△ = Triangle
If △ABC is similar to △DEF, and angle A is 62 degrees, angle B is 13 degrees, find the measure of angle F.
(Also I don't want just the answer, I also want to know how to actually do it so I will know how to do this.)
if A is 62, so is D
If B is 13, so is E
So, since D+E+F=180, just plug in your values for D and E.
To find the measure of angle F in △DEF, given that △ABC is similar to △DEF, angle A is 62 degrees, and angle B is 13 degrees, you can use the concept of corresponding angles in similar triangles.
In similar triangles, corresponding angles are equal.

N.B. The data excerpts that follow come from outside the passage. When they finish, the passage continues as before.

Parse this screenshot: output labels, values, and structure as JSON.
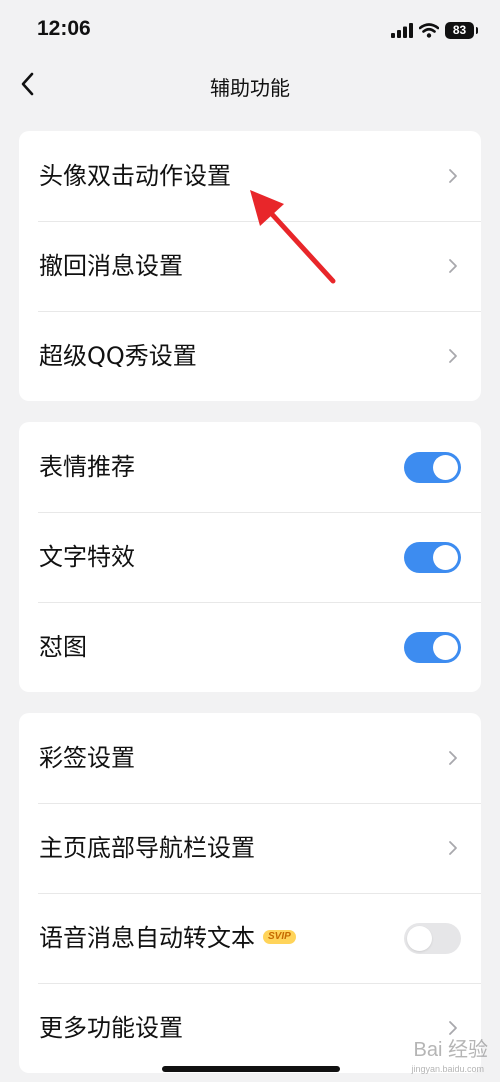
{
  "status": {
    "time": "12:06",
    "battery": "83"
  },
  "nav": {
    "title": "辅助功能"
  },
  "groups": [
    {
      "items": [
        {
          "label": "头像双击动作设置",
          "control": "chevron"
        },
        {
          "label": "撤回消息设置",
          "control": "chevron"
        },
        {
          "label": "超级QQ秀设置",
          "control": "chevron"
        }
      ]
    },
    {
      "items": [
        {
          "label": "表情推荐",
          "control": "toggle",
          "on": true
        },
        {
          "label": "文字特效",
          "control": "toggle",
          "on": true
        },
        {
          "label": "怼图",
          "control": "toggle",
          "on": true
        }
      ]
    },
    {
      "items": [
        {
          "label": "彩签设置",
          "control": "chevron"
        },
        {
          "label": "主页底部导航栏设置",
          "control": "chevron"
        },
        {
          "label": "语音消息自动转文本",
          "badge": "SVIP",
          "control": "toggle",
          "on": false
        },
        {
          "label": "更多功能设置",
          "control": "chevron"
        }
      ]
    }
  ],
  "watermark": {
    "text": "Bai 经验",
    "sub": "jingyan.baidu.com"
  },
  "colors": {
    "toggle_on": "#3d8cf0",
    "toggle_off": "#e6e6e8",
    "annotation_arrow": "#e8262a",
    "badge": "#ffd45a"
  }
}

This means that angle A corresponds to angle D, angle B corresponds to angle E, and angle C corresponds to angle F.
Since angle A is given as 62 degrees, we can conclude that angle D (which corresponds to angle A) is also 62 degrees.
Similarly, since angle B is given as 13 degrees, angle E (which corresponds to angle B) is also 13 degrees.

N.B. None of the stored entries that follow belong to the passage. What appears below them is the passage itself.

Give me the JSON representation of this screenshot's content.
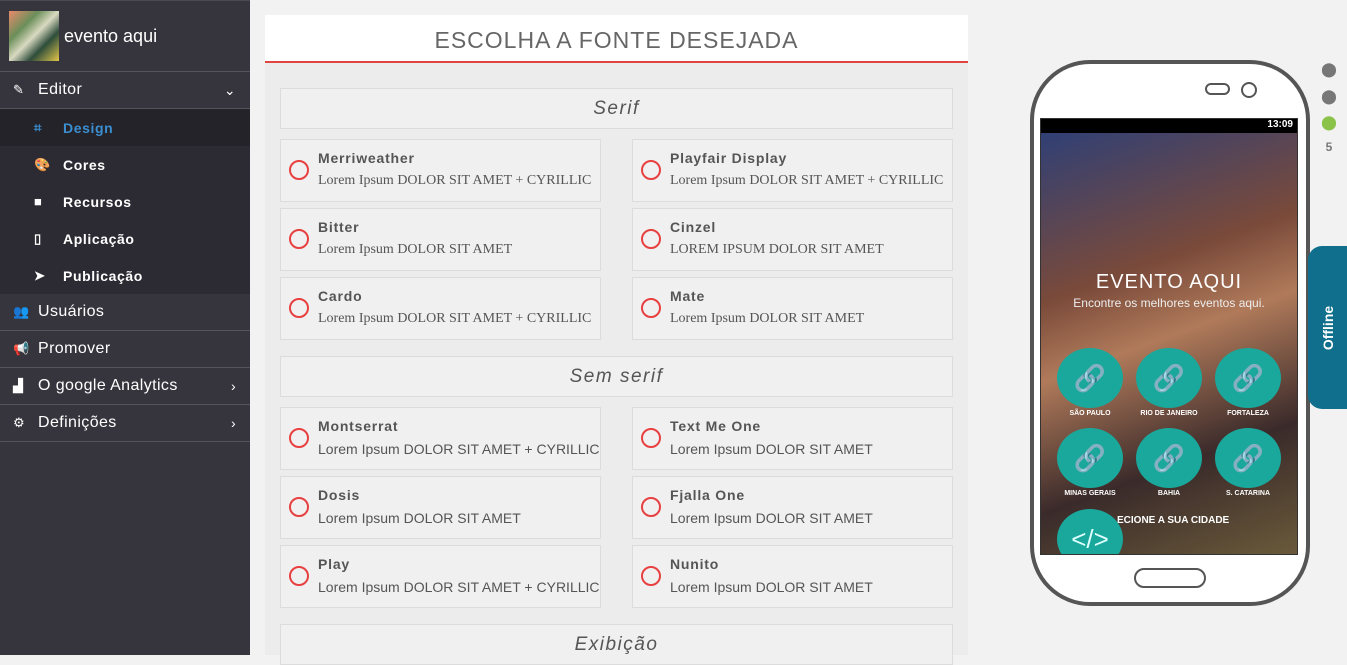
{
  "sidebar": {
    "app_name": "evento aqui",
    "editor": "Editor",
    "sub": [
      {
        "label": "Design",
        "icon": "vector-square-icon"
      },
      {
        "label": "Cores",
        "icon": "palette-icon"
      },
      {
        "label": "Recursos",
        "icon": "cube-icon"
      },
      {
        "label": "Aplicação",
        "icon": "mobile-icon"
      },
      {
        "label": "Publicação",
        "icon": "paper-plane-icon"
      }
    ],
    "items": [
      {
        "label": "Usuários",
        "icon": "users-icon"
      },
      {
        "label": "Promover",
        "icon": "bullhorn-icon"
      },
      {
        "label": "O google Analytics",
        "icon": "chart-icon"
      },
      {
        "label": "Definições",
        "icon": "cogs-icon"
      }
    ]
  },
  "main": {
    "title": "ESCOLHA A FONTE DESEJADA",
    "sections": [
      {
        "label": "Serif",
        "fonts": [
          {
            "name": "Merriweather",
            "sample": "Lorem Ipsum DOLOR SIT AMET + CYRILLIC"
          },
          {
            "name": "Playfair Display",
            "sample": "Lorem Ipsum DOLOR SIT AMET + CYRILLIC"
          },
          {
            "name": "Bitter",
            "sample": "Lorem Ipsum DOLOR SIT AMET"
          },
          {
            "name": "Cinzel",
            "sample": "LOREM IPSUM DOLOR SIT AMET"
          },
          {
            "name": "Cardo",
            "sample": "Lorem Ipsum DOLOR SIT AMET + CYRILLIC"
          },
          {
            "name": "Mate",
            "sample": "Lorem Ipsum DOLOR SIT AMET"
          }
        ]
      },
      {
        "label": "Sem serif",
        "fonts": [
          {
            "name": "Montserrat",
            "sample": "Lorem Ipsum DOLOR SIT AMET + CYRILLIC"
          },
          {
            "name": "Text Me One",
            "sample": "Lorem  Ipsum  DOLOR  SIT  AMET"
          },
          {
            "name": "Dosis",
            "sample": "Lorem Ipsum DOLOR SIT AMET"
          },
          {
            "name": "Fjalla One",
            "sample": "Lorem Ipsum DOLOR SIT AMET"
          },
          {
            "name": "Play",
            "sample": "Lorem Ipsum DOLOR SIT AMET + CYRILLIC"
          },
          {
            "name": "Nunito",
            "sample": "Lorem Ipsum DOLOR SIT AMET"
          }
        ]
      },
      {
        "label": "Exibição",
        "fonts": []
      }
    ]
  },
  "preview": {
    "time": "13:09",
    "title": "EVENTO AQUI",
    "subtitle": "Encontre os melhores eventos aqui.",
    "cities": [
      "SÃO PAULO",
      "RIO DE JANEIRO",
      "FORTALEZA",
      "MINAS GERAIS",
      "BAHIA",
      "S. CATARINA"
    ],
    "select_text": "ECIONE A SUA CIDADE",
    "offline": "Offline",
    "platforms": [
      "ios5-icon",
      "ios6-icon",
      "android-icon",
      "html5-icon"
    ]
  },
  "colors": {
    "accent": "#e0463f",
    "active": "#3b8ed0",
    "teal": "#1aa89c",
    "offline": "#0f6f8c"
  }
}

Now, to find the measure of angle F, we need to use the fact that the sum of the angles in any triangle is always 180 degrees. So, we can subtract the known angles from 180 degrees:
Angle F = 180 degrees - angle C
Since angle C corresponds to angle F, angle C is the same as angle F. Therefore,
Angle F = 180 degrees - angle C = 180 degrees - angle B = 180 degrees - 13 degrees
By subtracting 13 degrees from 180 degrees, we get:
Angle F = 167 degrees
Therefore, the measure of angle F is 167 degrees in △DEF.